Delfeayo Marsalis is scheduled to perform his take on Shakespeare through the music of Duke Ellington, “Sweet Thunder: Duke and Shak,” with his band on Saturday at the Southern Theatre.

 

Marsalis, a New Orleans native, is a jazz musician and composer best known for his trombone playing.

 

After composing and recording four albums of his own, Marsalis turned to Ellington’s work as a jazz pianist and bandleader to demonstrate his audio interpretation of Shakespeare.

 

Marsalis said he chose to mix the works of these two because he “couldn’t think of a better pair.”

 

“What I found is there are a number of similarities between Ellington and Shakespeare,” Marsalis said. “For example, obviously their level of genius and creativity.

Neither was university-trained, but their works somehow perplexed all the university’s wit.”

 

He described this performance as music with “theatrical drama.”

 

“We’re taking the best of Ellington and the best of Shakespeare and we’re combining them to tell a great and compelling story,” Marsalis said. “We’re taking two artists who seem very different and we’re just showing that they’re actually the same.”

 

Marsalis said the actors will portray the key characters of Shakespeare, such as Puck, Othello and Cleopatra; these actors will serve as a “prologue for the music.”

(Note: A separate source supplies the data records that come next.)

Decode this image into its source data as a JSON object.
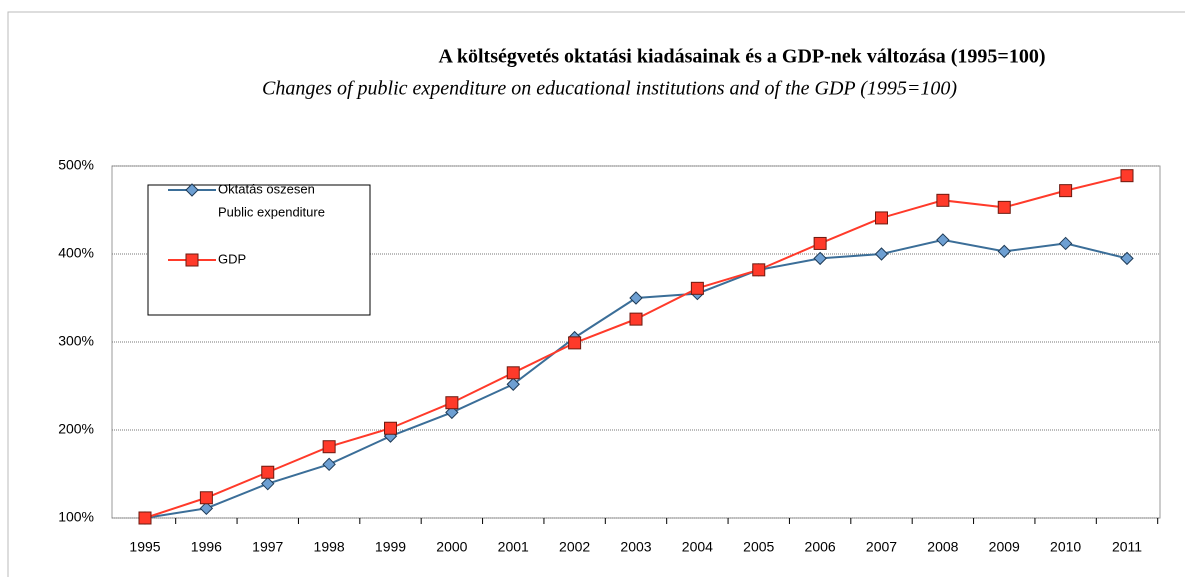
{
  "chart_data": {
    "type": "line",
    "title": "A költségvetés oktatási kiadásainak és a GDP-nek változása (1995=100)",
    "subtitle": "Changes of public expenditure on educational institutions and of the GDP (1995=100)",
    "categories": [
      "1995",
      "1996",
      "1997",
      "1998",
      "1999",
      "2000",
      "2001",
      "2002",
      "2003",
      "2004",
      "2005",
      "2006",
      "2007",
      "2008",
      "2009",
      "2010",
      "2011"
    ],
    "series": [
      {
        "name": [
          "Oktatás öszesen",
          "Public expenditure"
        ],
        "color": "#3b6e98",
        "marker_color": "#6d9fd2",
        "marker": "diamond",
        "values": [
          100,
          111,
          139,
          161,
          193,
          220,
          252,
          305,
          350,
          355,
          382,
          395,
          400,
          416,
          403,
          412,
          395
        ]
      },
      {
        "name": [
          "GDP"
        ],
        "color": "#ff3a2a",
        "marker_color": "#ff3a2a",
        "marker": "square",
        "values": [
          100,
          123,
          152,
          181,
          202,
          231,
          265,
          299,
          326,
          361,
          382,
          412,
          441,
          461,
          453,
          472,
          489
        ]
      }
    ],
    "ylim": [
      100,
      500
    ],
    "yticks": [
      {
        "value": 100,
        "label": "100%"
      },
      {
        "value": 200,
        "label": "200%"
      },
      {
        "value": 300,
        "label": "300%"
      },
      {
        "value": 400,
        "label": "400%"
      },
      {
        "value": 500,
        "label": "500%"
      }
    ],
    "grid": true,
    "legend": "top-left"
  }
}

He said the characters will dance styles that incorporate tango and swing.

 

Graeme Boone, a professor in Ohio State’s School of Music, said that combinations like this aren’t at all unusual.

 

“If you think about rap as part of a grand interlocking set of poetic traditions through oral performance, that goes back to subculture going all the way back to Africa and Europe,” he said. “I mean, why can’t that culture take advantage of whatever materials are at hand? Why not Shakespeare?”

 

Boone also said there was a man named Brother Blue in Massachusetts who had been rapping Shakespeare from the mid-1980s until his death in 2009.

 

Marsalis was raised with music as a constant presence in his life. His father was a pianist and his brothers, Wynton and Branford, are also established jazz musicians. Marsalis said his mother was a music supporter as well.

 

“My mother was a big fan of having access to information, so music became part of that information and part of how we grew up,” Marsalis said.

 

He said when he was young he and his brothers went to his father’s gigs and got to hang out with the band and hear “grown-up stories.” With such a heavy music influence, Marsalis said he always knew he wanted to be a musician.

 

“I had a pretty good idea that it would always involve music in some capacity,” Marsalis said. “But you know, not when I was 5 or 6. We were not exactly like the Jacksons. My dad didn’t lock us in the closet and say ‘You have to practice so you can become musicians.’ He led by example.”

 

Marsalis said his musical family was not uncommon for the area, but rather a “New Orleans thing.” This is something Kenyatta Beasley, an assistant professor in the School of Music, understands.

 

Beasley is a New Orleans native and a jazz musician who knows the Marsalis family.

 

A previous high school student of Marsalis’ father, Beasley said he met Delfeayo through that connection about 20 years ago. He describes Delfeayo’s music as traditional.

 

“It’s more like traditional jazz, along the lines of Miles Davis or Duke Ellington,” Beasley said. “He’s definitely a traditionalist, there’s nothing really modern about it.

But what makes it special is that it’s traditional in its own way. It’s doing it’s own thing and it’s from New Orleans.”

 

Beasley recommends students attend the show this weekend because of the rare opportunity it presents to hear genuine New Orleans jazz.

 

“It’s one of the rare times that we can get one of the great musicians from New Orleans that stay authentic to that tradition in Columbus, Ohio,” Beasley said.

 

Fans of Marsalis’ previous work should expect a completely new experience when listening to this new project, Marsalis said. He said all of his work until this has been completely his own, so to change that was a new approach.

 

“This is quite different, to try to adapt someone else’s music and then of course someone as prolific as Duke Ellington is pretty different,” Marsalis said.

 

After establishing himself as a jazz composer, Marsalis offered advice to students trying to get into performing.

 

“I would say without question, study and be creative,” Marsalis said.